Yahoo, l'étoile déchue du Net

De la création d'un «annuaire» pour Internet en 1994 aux derniers déboires d'un ancien géant du Web, retour sur l'histoire flamboyante et mouvementée de Yahoo.
Devant le siège du groupe Yahoo, en Californie, en 2012. (Photo Justin Sullivan. AFP)
publié le 25 juillet 2016 à 18h24

«Yahoooooo»… C'est le cri de désespoir des derniers aficionados de la star du Web des années 90. Ils ont eu confirmation de son rachat par l'opérateur télécoms américain Verizon pour la somme de 4,8 milliards de dollars (un peu plus de 4,3 milliards d'euros). Une pilule encore plus dure à avaler pour les actionnaires de la firme californienne qui se souviennent que Yahoo avait refusé en 2008 une offre de rachat par Microsoft à… 45 milliards de dollars ! Mais ça, c'était avant que Facebook et Twitter n'achèvent de ringardiser définitivement Yahoo qui n'a pas réussi à se relancer malgré le rachat de Tumblr en 2013 (pour plus de 1 milliard de dollars). Verizon, qui semble s'être spécialisé dans la reprise à la casse des gloires déchues du Web, compte marier Yahoo et AOL (racheté l'an dernier pour 4 milliards de dollars) afin de créer «un groupe international de médias de premier rang». Quant à la patronne de Yahoo, Marissa Mayer, qui va faire ses valises, elle veut croire que ­«Yahoo a changé le monde». Vraiment ? Retour en dix dates clés sur la saga d'une étoile déchue de l'Internet.

1994: deux étudiants créent un «annuaire» internet

L’histoire de Yahoo commence à l’université de Stanford. En explorant le Web naissant, deux étudiants de l’université de Stanford en ingénierie informatique, David Filo et Jerry Yang, repèrent de nombreux sites intéressants qu’ils commencent à lister. Leur idée va donner naissance au premier annuaire Web qui ouvre la voie du référencement des sites internet. Leur «Guide de David et de Jerry pour le World Wide Web» propose des sites classés par thème. A l’heure où on ne parle pas encore de moteurs de recherche et que Google n’est pas encore né, ce système développé en loucedé sur le réseau de l’université connaît un succès croissant.
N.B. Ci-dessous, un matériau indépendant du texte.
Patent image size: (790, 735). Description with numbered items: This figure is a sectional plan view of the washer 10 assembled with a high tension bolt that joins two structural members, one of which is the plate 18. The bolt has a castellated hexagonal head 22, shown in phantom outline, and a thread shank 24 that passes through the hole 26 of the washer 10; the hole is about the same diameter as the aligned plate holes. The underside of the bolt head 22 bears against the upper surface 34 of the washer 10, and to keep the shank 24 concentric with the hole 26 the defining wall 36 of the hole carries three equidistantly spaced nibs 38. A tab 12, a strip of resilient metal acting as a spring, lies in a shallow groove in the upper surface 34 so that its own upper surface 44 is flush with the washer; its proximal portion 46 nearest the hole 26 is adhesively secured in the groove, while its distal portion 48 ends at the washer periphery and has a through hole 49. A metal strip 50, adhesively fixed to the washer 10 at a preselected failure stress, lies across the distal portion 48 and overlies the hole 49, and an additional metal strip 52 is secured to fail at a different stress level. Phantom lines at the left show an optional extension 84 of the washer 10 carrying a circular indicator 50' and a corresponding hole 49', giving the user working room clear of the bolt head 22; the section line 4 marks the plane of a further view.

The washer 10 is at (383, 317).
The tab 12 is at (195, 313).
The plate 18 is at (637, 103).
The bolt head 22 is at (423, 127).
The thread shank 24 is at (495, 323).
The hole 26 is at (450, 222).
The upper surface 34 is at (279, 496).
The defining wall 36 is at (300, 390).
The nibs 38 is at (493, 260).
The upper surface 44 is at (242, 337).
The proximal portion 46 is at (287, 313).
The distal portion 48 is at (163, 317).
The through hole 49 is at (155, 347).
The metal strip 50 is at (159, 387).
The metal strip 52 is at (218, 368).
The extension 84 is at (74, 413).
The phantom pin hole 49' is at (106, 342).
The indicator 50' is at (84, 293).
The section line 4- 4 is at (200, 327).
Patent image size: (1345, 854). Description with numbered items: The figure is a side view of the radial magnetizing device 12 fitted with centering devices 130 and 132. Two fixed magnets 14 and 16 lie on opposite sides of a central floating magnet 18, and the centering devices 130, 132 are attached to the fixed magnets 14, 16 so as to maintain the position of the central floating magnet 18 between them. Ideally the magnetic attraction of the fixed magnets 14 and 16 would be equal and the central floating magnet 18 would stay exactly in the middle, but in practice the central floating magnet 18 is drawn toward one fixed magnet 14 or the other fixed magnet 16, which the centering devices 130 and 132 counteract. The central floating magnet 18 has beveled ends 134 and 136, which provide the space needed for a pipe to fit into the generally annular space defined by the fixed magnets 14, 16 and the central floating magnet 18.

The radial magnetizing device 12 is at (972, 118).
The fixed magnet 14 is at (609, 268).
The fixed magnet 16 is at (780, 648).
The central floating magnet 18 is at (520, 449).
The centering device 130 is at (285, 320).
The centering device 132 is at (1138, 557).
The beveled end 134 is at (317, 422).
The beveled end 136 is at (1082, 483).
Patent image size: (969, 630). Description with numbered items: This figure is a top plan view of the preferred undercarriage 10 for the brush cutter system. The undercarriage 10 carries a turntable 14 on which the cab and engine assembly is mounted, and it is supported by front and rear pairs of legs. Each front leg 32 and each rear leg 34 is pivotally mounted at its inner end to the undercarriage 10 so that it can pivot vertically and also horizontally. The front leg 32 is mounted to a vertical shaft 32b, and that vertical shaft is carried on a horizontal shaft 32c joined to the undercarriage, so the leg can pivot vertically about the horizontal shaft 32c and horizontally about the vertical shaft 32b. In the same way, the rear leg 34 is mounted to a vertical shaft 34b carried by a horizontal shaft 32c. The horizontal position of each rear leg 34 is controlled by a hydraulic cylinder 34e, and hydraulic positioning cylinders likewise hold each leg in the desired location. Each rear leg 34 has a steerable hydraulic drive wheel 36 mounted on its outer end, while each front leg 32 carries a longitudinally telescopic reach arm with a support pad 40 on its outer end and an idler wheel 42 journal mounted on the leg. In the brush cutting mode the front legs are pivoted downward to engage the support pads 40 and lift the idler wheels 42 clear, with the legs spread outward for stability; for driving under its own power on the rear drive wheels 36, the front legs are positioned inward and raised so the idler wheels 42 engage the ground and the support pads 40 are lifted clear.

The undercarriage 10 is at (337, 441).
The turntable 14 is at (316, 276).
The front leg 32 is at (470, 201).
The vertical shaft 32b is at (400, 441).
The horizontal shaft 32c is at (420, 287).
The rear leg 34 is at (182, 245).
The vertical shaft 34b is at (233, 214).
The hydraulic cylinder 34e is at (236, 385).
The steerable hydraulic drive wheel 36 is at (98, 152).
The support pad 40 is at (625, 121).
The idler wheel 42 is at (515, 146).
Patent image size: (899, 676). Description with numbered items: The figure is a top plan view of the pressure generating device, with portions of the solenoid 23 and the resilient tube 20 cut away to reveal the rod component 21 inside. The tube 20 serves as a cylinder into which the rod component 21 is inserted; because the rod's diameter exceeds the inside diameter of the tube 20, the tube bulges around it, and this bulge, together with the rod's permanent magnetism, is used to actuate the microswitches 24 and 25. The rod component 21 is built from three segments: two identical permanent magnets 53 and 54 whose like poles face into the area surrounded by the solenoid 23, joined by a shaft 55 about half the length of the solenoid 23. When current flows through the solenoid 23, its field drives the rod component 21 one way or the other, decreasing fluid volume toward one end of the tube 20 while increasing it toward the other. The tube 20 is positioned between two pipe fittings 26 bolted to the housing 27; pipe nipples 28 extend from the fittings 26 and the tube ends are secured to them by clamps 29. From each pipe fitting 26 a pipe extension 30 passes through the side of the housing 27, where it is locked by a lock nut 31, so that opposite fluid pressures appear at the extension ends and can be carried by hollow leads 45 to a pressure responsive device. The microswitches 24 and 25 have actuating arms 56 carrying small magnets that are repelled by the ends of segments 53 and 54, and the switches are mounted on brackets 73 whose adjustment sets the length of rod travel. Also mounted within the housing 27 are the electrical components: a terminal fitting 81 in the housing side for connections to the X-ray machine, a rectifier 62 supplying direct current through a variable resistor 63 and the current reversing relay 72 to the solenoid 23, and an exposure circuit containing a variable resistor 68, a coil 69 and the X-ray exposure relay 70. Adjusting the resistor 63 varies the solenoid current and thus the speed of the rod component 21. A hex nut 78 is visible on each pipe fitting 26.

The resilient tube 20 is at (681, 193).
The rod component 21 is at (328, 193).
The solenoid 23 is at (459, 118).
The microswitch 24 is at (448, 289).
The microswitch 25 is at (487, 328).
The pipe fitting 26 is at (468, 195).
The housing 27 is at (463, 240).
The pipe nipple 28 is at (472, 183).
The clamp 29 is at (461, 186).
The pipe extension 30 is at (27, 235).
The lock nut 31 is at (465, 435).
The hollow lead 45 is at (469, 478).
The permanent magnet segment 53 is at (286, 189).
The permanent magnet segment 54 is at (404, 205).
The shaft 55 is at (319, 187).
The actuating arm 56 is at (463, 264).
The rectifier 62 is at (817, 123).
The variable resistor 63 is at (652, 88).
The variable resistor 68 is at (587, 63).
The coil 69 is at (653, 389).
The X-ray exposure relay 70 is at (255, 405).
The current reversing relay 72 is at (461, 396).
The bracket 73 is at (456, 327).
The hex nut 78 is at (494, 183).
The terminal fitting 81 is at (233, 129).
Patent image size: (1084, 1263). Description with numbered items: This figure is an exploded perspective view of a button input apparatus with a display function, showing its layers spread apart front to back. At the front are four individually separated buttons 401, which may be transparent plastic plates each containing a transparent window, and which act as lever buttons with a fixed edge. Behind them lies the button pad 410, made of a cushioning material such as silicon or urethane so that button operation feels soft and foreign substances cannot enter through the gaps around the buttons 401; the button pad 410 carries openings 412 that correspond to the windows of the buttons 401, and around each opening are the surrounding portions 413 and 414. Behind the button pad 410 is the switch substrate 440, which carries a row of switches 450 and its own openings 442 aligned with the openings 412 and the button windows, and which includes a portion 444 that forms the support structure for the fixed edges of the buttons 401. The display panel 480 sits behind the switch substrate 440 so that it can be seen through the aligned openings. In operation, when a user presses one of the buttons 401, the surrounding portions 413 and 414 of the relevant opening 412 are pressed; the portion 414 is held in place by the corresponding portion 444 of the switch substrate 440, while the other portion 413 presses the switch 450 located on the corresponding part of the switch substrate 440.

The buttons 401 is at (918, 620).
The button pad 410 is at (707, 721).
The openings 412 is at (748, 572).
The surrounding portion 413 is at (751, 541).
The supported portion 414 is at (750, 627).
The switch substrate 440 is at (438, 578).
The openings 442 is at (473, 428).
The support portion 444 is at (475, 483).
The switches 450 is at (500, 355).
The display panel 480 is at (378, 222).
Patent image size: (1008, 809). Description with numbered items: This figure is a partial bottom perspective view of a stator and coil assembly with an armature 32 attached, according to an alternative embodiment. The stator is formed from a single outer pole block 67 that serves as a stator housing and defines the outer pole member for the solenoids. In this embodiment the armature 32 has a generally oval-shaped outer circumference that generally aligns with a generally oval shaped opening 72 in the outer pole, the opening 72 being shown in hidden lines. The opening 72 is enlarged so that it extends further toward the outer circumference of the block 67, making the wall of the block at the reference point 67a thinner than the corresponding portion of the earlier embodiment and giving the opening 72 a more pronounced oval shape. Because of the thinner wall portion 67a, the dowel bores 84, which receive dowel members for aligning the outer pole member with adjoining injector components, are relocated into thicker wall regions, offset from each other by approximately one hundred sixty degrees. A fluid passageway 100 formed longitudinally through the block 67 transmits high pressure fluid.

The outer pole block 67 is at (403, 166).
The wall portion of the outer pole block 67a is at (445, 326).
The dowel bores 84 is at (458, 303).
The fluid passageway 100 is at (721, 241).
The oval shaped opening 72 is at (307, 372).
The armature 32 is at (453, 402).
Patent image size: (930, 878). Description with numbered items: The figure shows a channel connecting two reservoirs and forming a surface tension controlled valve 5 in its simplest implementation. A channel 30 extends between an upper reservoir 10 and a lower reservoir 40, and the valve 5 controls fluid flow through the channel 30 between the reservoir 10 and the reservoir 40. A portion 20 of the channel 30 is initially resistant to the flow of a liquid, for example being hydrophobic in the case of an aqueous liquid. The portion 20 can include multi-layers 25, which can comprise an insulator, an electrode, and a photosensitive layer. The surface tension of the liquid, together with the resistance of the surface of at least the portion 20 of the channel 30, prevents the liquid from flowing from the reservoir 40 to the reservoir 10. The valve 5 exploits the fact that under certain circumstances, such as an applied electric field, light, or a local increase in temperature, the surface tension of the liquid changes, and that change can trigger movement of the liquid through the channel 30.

1995, Yet Another Hierarchical Officious Oracle

Le réseau de l'université de Stanford est tellement saturé par la fréquentation du site d'indexation que David Filo et Jerry Yang sont priés d'aller développer leur projet ailleurs. L'entreprise Yahoo (Yet Another Hierarchical Officious Oracle, «Un oracle à classement hiérarchique officieux de plus») est officiellement créée en 1995. Le site est hébergé par Marc Andreessen, le créateur du premier navigateur web, Mosaic (1993), et de Netscape, une entreprise pionnière d'Internet. En plus des informations classées par rubrique (actualités et presse, art et culture, santé…), Yahoo propose un embryon de moteur de recherche par mots-clés. La même année, le magazine Yahoo Internet Life est lancé en complément du site pour couvrir la culture internet. Créé et publié par l'éditeur Ziff Davis, ce mensuel s'habille de couvertures sexy qui sont la patte du rédacteur en chef, Barry Golson, ancien chef de Playboy. Or, le magazine doit s'arrêter en 2002, faute de revenus publicitaires suffisants.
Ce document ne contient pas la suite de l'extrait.